Description
These Mini Pineapple Upside Down Cakes are delightful single-serving treats featuring caramelized brown sugar and butter topping, sweet pineapple slices, and cherries. Moist and fluffy vanilla cake batter bakes beneath the fruit topping, creating a classic dessert that’s perfect for parties or a sweet snack.
Ingredients
Scale
Topping
- 1/4 cup unsalted butter
- 1/4 cup brown sugar
- 1 can sliced pineapples, drained
- Maraschino cherries
Cake Batter
- 1 cup all-purpose flour
- 1 teaspoon baking powder
- 1/4 teaspoon salt
- 1/2 cup granulated sugar
- 1 large egg
- 1/2 cup milk
- 1 teaspoon vanilla extract
Instructions
- Preheat and Prepare: Preheat the oven to 350°F (175°C) and grease a muffin tin thoroughly to prevent sticking.
- Prepare the Topping: Melt the butter in a saucepan over medium heat. Stir in the brown sugar until the mixture is smooth and fully combined, creating a caramel-like base for the topping.
- Assemble Topping in Muffin Cups: Evenly pour the butter and brown sugar mixture into each cup of the muffin tin. Place one pineapple slice and a maraschino cherry on top of the butter-sugar mixture in each cup.
- Mix Wet Ingredients: In a mixing bowl, cream together the granulated sugar and egg until the mixture is fluffy and pale. Then add the milk and vanilla extract, mixing well to combine all wet components.
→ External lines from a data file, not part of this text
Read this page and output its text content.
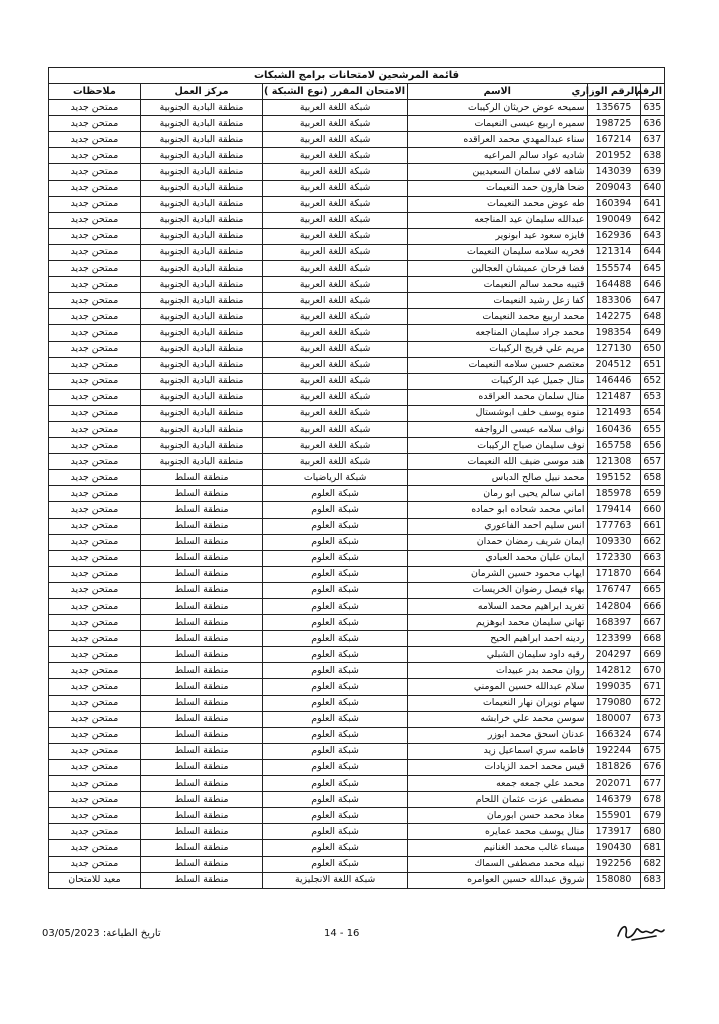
قائمة المرشحين لامتحانات برامج الشبكات					
الرقم	الرقم الوزاري	الاسم	الامتحان المقرر (نوع الشبكة )	مركز العمل	ملاحظات
635	135675	سميحه عوض حريثان الركيبات	شبكة اللغة العربية	منطقة البادية الجنوبية	ممتحن جديد
636	198725	سميره اربيع عيسى النعيمات	شبكة اللغة العربية	منطقة البادية الجنوبية	ممتحن جديد
637	167214	سناء عبدالمهدي محمد العراقده	شبكة اللغة العربية	منطقة البادية الجنوبية	ممتحن جديد
638	201952	شاديه عواد سالم المراعيه	شبكة اللغة العربية	منطقة البادية الجنوبية	ممتحن جديد
639	143039	شاهه لافي سلمان السعيديين	شبكة اللغة العربية	منطقة البادية الجنوبية	ممتحن جديد
640	209043	ضحا هارون حمد النعيمات	شبكة اللغة العربية	منطقة البادية الجنوبية	ممتحن جديد
641	160394	طه عوض محمد النعيمات	شبكة اللغة العربية	منطقة البادية الجنوبية	ممتحن جديد
642	190049	عبدالله سليمان عيد المناجعه	شبكة اللغة العربية	منطقة البادية الجنوبية	ممتحن جديد
643	162936	فايزه سعود عيد ابونوير	شبكة اللغة العربية	منطقة البادية الجنوبية	ممتحن جديد
644	121314	فخريه سلامه سليمان النعيمات	شبكة اللغة العربية	منطقة البادية الجنوبية	ممتحن جديد
645	155574	فضا فرحان عميشان العجالين	شبكة اللغة العربية	منطقة البادية الجنوبية	ممتحن جديد
646	164488	قتيبه محمد سالم النعيمات	شبكة اللغة العربية	منطقة البادية الجنوبية	ممتحن جديد
647	183306	كفا زعل رشيد النعيمات	شبكة اللغة العربية	منطقة البادية الجنوبية	ممتحن جديد
648	142275	محمد اربيع محمد النعيمات	شبكة اللغة العربية	منطقة البادية الجنوبية	ممتحن جديد
649	198354	محمد جراد سليمان المناجعه	شبكة اللغة العربية	منطقة البادية الجنوبية	ممتحن جديد
650	127130	مريم علي فريج الركيبات	شبكة اللغة العربية	منطقة البادية الجنوبية	ممتحن جديد
651	204512	معتصم حسين سلامه النعيمات	شبكة اللغة العربية	منطقة البادية الجنوبية	ممتحن جديد
652	146446	منال جميل عيد الركيبات	شبكة اللغة العربية	منطقة البادية الجنوبية	ممتحن جديد
653	121487	منال سلمان محمد العراقده	شبكة اللغة العربية	منطقة البادية الجنوبية	ممتحن جديد
654	121493	منوه يوسف خلف ابوشستال	شبكة اللغة العربية	منطقة البادية الجنوبية	ممتحن جديد
655	160436	نواف سلامه عيسى الرواجفه	شبكة اللغة العربية	منطقة البادية الجنوبية	ممتحن جديد
656	165758	نوف سليمان صباح الركيبات	شبكة اللغة العربية	منطقة البادية الجنوبية	ممتحن جديد
657	121308	هند موسى ضيف الله النعيمات	شبكة اللغة العربية	منطقة البادية الجنوبية	ممتحن جديد
658	195152	محمد نبيل صالح الدباس	شبكة الرياضيات	منطقة السلط	ممتحن جديد
659	185978	اماني سالم يحيى ابو رمان	شبكة العلوم	منطقة السلط	ممتحن جديد
660	179414	اماني محمد شحاده ابو حماده	شبكة العلوم	منطقة السلط	ممتحن جديد
661	177763	انس سليم احمد الفاعوري	شبكة العلوم	منطقة السلط	ممتحن جديد
662	109330	ايمان شريف رمضان حمدان	شبكة العلوم	منطقة السلط	ممتحن جديد
663	172330	ايمان عليان محمد العبادي	شبكة العلوم	منطقة السلط	ممتحن جديد
664	171870	ايهاب محمود حسين الشرمان	شبكة العلوم	منطقة السلط	ممتحن جديد
665	176747	بهاء فيصل رضوان الخريسات	شبكة العلوم	منطقة السلط	ممتحن جديد
666	142804	تغريد ابراهيم محمد السلامه	شبكة العلوم	منطقة السلط	ممتحن جديد
667	168397	تهاني سليمان محمد ابوهزيم	شبكة العلوم	منطقة السلط	ممتحن جديد
668	123399	ردينه احمد ابراهيم الحيح	شبكة العلوم	منطقة السلط	ممتحن جديد
669	204297	رقيه داود سليمان الشبلي	شبكة العلوم	منطقة السلط	ممتحن جديد
670	142812	روان محمد بدر عبيدات	شبكة العلوم	منطقة السلط	ممتحن جديد
671	199035	سلام عبدالله حسين المومني	شبكة العلوم	منطقة السلط	ممتحن جديد
672	179080	سهام نويران نهار النعيمات	شبكة العلوم	منطقة السلط	ممتحن جديد
673	180007	سوسن محمد علي خرابشه	شبكة العلوم	منطقة السلط	ممتحن جديد
674	166324	عدنان اسحق محمد ابوزر	شبكة العلوم	منطقة السلط	ممتحن جديد
675	192244	فاطمه سري اسماعيل زيد	شبكة العلوم	منطقة السلط	ممتحن جديد
676	181826	قيس محمد احمد الزيادات	شبكة العلوم	منطقة السلط	ممتحن جديد
677	202071	محمد علي جمعه جمعه	شبكة العلوم	منطقة السلط	ممتحن جديد
678	146379	مصطفى عزت عثمان اللحام	شبكة العلوم	منطقة السلط	ممتحن جديد
679	155901	معاذ محمد حسن ابورمان	شبكة العلوم	منطقة السلط	ممتحن جديد
680	173917	منال يوسف محمد عمايره	شبكة العلوم	منطقة السلط	ممتحن جديد
681	190430	ميساء غالب محمد الغنانيم	شبكة العلوم	منطقة السلط	ممتحن جديد
682	192256	نبيله محمد مصطفى السماك	شبكة العلوم	منطقة السلط	ممتحن جديد
683	158080	شروق عبدالله حسين العوامره	شبكة اللغة الانجليزية	منطقة السلط	معيد للامتحان
تاريخ الطباعة: 03/05/2023	14 - 16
- Mix Dry Ingredients: In a separate bowl, whisk together the all-purpose flour, baking powder, and salt to evenly distribute the leavening and seasonings.
- Combine Wet and Dry Mixtures: Gradually fold the dry ingredients into the wet ingredient mixture until just combined, being careful not to overmix to keep the batter light and fluffy.
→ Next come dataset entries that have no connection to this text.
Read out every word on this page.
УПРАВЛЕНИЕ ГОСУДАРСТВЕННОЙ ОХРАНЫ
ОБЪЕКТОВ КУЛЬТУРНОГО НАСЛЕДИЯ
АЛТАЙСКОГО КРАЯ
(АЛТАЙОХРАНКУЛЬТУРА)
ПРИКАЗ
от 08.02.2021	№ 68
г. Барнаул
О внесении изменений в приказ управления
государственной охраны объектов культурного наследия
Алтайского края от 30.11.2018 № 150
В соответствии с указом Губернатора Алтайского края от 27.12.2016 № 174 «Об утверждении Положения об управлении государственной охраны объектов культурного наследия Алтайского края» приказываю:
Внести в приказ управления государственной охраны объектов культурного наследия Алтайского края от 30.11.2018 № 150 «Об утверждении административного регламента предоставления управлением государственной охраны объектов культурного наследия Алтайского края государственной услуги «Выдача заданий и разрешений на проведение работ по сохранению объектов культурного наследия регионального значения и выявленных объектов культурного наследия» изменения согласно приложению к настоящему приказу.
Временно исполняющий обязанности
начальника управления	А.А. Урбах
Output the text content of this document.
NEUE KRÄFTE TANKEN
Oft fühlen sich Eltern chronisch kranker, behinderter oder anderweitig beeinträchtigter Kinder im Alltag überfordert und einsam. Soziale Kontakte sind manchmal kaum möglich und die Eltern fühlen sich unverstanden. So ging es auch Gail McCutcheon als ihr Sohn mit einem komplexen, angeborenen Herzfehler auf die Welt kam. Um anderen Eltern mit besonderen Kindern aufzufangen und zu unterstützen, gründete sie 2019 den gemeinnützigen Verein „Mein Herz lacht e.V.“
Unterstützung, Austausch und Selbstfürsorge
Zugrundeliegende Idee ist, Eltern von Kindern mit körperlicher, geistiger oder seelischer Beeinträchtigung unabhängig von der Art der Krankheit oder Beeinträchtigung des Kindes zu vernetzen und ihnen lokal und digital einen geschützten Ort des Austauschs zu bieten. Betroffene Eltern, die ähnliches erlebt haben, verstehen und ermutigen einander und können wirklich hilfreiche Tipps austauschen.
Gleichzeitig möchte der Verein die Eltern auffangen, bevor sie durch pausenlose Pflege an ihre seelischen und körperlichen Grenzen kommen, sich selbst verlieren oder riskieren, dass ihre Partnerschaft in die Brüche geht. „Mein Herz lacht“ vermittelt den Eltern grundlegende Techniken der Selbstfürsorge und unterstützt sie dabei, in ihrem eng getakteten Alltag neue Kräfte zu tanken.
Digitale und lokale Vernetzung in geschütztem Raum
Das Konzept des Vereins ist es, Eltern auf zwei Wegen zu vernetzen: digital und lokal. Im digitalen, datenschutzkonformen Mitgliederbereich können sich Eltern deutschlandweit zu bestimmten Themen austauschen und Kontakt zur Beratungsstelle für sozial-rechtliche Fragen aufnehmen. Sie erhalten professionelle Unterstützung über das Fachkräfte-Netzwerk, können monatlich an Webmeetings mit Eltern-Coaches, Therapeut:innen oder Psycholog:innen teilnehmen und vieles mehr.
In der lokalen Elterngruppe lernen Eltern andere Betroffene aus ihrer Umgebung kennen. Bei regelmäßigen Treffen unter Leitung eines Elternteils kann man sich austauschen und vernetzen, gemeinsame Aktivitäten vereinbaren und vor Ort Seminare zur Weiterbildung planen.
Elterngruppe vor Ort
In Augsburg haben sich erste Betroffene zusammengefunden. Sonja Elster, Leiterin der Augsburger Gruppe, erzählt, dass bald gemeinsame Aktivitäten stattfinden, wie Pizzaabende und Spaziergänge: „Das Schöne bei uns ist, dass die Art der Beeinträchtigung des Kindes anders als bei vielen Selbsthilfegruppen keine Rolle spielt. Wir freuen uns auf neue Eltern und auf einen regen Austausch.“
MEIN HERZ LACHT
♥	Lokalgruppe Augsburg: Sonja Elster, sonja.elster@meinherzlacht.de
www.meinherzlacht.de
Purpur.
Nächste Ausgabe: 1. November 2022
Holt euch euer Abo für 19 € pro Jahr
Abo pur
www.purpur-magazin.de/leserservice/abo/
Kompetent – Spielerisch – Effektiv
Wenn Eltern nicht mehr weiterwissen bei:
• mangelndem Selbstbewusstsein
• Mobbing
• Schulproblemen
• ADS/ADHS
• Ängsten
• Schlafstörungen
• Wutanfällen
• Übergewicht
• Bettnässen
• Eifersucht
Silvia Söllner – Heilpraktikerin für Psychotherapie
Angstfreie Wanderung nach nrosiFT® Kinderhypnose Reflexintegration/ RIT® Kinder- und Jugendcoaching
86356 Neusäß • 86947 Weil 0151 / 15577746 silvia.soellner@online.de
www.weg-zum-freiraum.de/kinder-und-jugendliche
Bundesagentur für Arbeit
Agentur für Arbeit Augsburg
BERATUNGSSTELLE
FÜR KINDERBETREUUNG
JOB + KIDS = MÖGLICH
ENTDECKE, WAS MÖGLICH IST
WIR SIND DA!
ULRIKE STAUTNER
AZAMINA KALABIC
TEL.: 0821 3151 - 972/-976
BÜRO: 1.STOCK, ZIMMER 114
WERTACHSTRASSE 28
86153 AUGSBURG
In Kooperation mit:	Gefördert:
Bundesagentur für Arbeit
- Fill Muffin Cups: Spoon the batter into the prepared muffin cups, filling each about three-quarters full to allow space for rising.
- Bake the Cakes: Bake in the preheated oven for approximately 20 minutes, or until a toothpick inserted into the center comes out clean.
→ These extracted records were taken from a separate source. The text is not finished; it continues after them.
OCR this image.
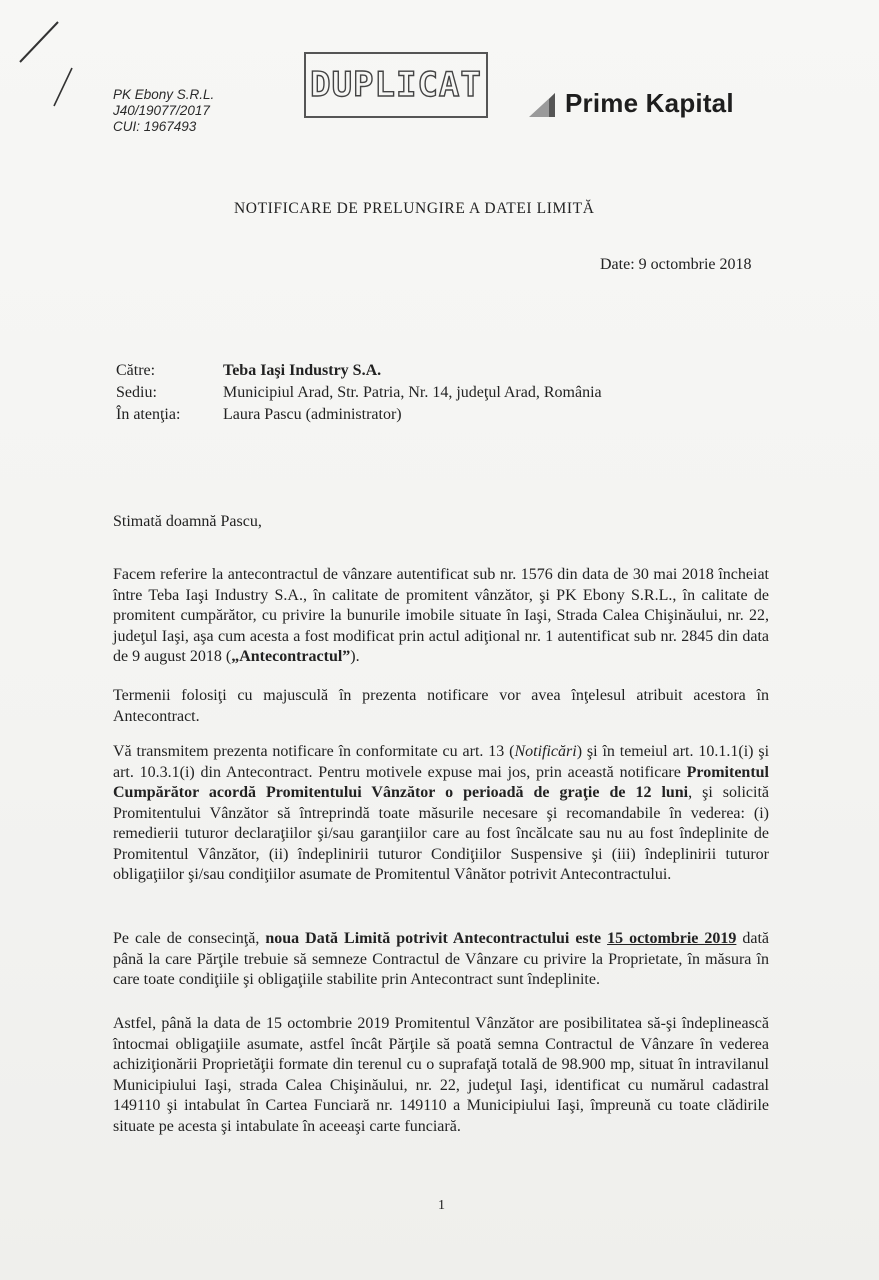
PK Ebony S.R.L.
J40/19077/2017
CUI: 1967493
DUPLICAT	Prime Kapital
NOTIFICARE DE PRELUNGIRE A DATEI LIMITĂ
Date: 9 octombrie 2018
Către:	Teba Iaşi Industry S.A.
Sediu:	Municipiul Arad, Str. Patria, Nr. 14, judeţul Arad, România
În atenţia:	Laura Pascu (administrator)
Stimată doamnă Pascu,
Facem referire la antecontractul de vânzare autentificat sub nr. 1576 din data de 30 mai 2018 încheiat între Teba Iaşi Industry S.A., în calitate de promitent vânzător, şi PK Ebony S.R.L., în calitate de promitent cumpărător, cu privire la bunurile imobile situate în Iaşi, Strada Calea Chişinăului, nr. 22, judeţul Iaşi, aşa cum acesta a fost modificat prin actul adiţional nr. 1 autentificat sub nr. 2845 din data de 9 august 2018 („Antecontractul”).
Termenii folosiţi cu majusculă în prezenta notificare vor avea înţelesul atribuit acestora în Antecontract.
Vă transmitem prezenta notificare în conformitate cu art. 13 (Notificări) şi în temeiul art. 10.1.1(i) şi art. 10.3.1(i) din Antecontract. Pentru motivele expuse mai jos, prin această notificare Promitentul Cumpărător acordă Promitentului Vânzător o perioadă de graţie de 12 luni, şi solicită Promitentului Vânzător să întreprindă toate măsurile necesare şi recomandabile în vederea: (i) remedierii tuturor declaraţiilor şi/sau garanţiilor care au fost încălcate sau nu au fost îndeplinite de Promitentul Vânzător, (ii) îndeplinirii tuturor Condiţiilor Suspensive şi (iii) îndeplinirii tuturor obligaţiilor şi/sau condiţiilor asumate de Promitentul Vânător potrivit Antecontractului.
Pe cale de consecinţă, noua Dată Limită potrivit Antecontractului este 15 octombrie 2019 dată până la care Părţile trebuie să semneze Contractul de Vânzare cu privire la Proprietate, în măsura în care toate condiţiile şi obligaţiile stabilite prin Antecontract sunt îndeplinite.
Astfel, până la data de 15 octombrie 2019 Promitentul Vânzător are posibilitatea să-şi îndeplinească întocmai obligaţiile asumate, astfel încât Părţile să poată semna Contractul de Vânzare în vederea achiziţionării Proprietăţii formate din terenul cu o suprafaţă totală de 98.900 mp, situat în intravilanul Municipiului Iaşi, strada Calea Chişinăului, nr. 22, judeţul Iaşi, identificat cu numărul cadastral 149110 şi intabulat în Cartea Funciară nr. 149110 a Municipiului Iaşi, împreună cu toate clădirile situate pe acesta şi intabulate în aceeaşi carte funciară.
1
- Cool and Serve: Allow the mini cakes to cool for a few minutes in the tin, then invert them onto a serving plate, so the pineapple and cherry topping is on top. Serve warm or at room temperature.
Notes
- Be sure to grease the muffin tin well to make removing the cakes easier.
- You can substitute fresh pineapple rings if preferred, but fresh fruit should be slightly cooked or caramelized first for best results.
- Allow cakes to cool slightly before inverting to prevent breaking.
- For a richer flavor, consider adding a teaspoon of rum or pineapple juice to the batter.
- These mini cakes are best enjoyed within 2 days but can be stored in an airtight container at room temperature.